Previous parathyroid hormone (PTH)‐related peptides (PTHrPs) cannot be used to prevent implant loosening in osteoporosis patients due to the catabolic effect of local sustained release. A novel PTHrP (PTHrP‐2) that can be used locally to promote osseointegration of macroporous titanium alloy scaffold (mTAS) and counteract implant slippage in osteoporosis patients is designed. In vitro, PTHrP‐2 enhances the proliferation, adhesion, and osteogenic differentiation of bone marrow‐derived mesenchymal stem cells (BMSCs) within the mTAS. Further, it promotes proliferation, migration, angiogenesis‐related protein expression, and angiogenesis in human umbilical vein endothelial cells (HUVECs). Compared to PTH(1–34), PTHrP‐2 can partially weaken the osteoclast differentiation of RAW 264.7 cells. Even in an oxidative stress microenvironment, PTHrP‐2 safeguards the proliferation and migration of BMSCs and HUVECs, reduces reactive oxygen species generation and mitochondrial damage, and partially preserves the angiogenesis of HUVECs.

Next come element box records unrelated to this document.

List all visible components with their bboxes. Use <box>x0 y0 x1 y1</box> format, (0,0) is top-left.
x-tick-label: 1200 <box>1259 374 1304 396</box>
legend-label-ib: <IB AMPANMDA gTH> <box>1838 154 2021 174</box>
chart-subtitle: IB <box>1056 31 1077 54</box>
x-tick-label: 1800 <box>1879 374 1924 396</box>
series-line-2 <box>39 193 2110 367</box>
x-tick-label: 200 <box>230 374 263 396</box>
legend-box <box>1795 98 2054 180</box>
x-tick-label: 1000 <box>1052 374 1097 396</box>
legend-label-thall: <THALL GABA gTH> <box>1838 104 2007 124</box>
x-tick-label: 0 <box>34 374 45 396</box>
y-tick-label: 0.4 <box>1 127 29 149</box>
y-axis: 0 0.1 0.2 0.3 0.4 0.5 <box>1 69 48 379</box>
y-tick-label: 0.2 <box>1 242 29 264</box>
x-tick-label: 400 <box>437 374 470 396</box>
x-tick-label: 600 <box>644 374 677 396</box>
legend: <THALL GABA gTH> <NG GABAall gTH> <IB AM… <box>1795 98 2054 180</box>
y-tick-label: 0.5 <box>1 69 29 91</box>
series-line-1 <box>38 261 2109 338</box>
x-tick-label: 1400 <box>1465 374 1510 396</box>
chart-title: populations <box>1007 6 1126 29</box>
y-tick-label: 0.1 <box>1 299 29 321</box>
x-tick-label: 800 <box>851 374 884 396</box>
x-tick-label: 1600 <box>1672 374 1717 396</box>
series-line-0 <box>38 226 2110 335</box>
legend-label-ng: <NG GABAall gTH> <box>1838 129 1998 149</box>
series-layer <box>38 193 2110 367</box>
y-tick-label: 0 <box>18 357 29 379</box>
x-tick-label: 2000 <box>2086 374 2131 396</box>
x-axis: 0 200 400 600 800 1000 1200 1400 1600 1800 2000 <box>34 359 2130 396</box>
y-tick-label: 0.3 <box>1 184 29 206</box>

In the Sprague–Dawley (SD) rat osteoporosis model, the therapeutic benefits of PTHrP‐2‐releasing mTAS (mTAS^P2) and ordinary mTAS implanted for 12 weeks via micro‐CT, sequential fluorescent labeling, and histology are compared. The results demonstrate that mTAS^P2 exhibits high bone growth rate, without osteophyte formation. Consequently, PTHrP‐2 exhibits unique local synthesis properties and holds the potential for assisting the osseointegration of alloy implants in osteoporosis patients.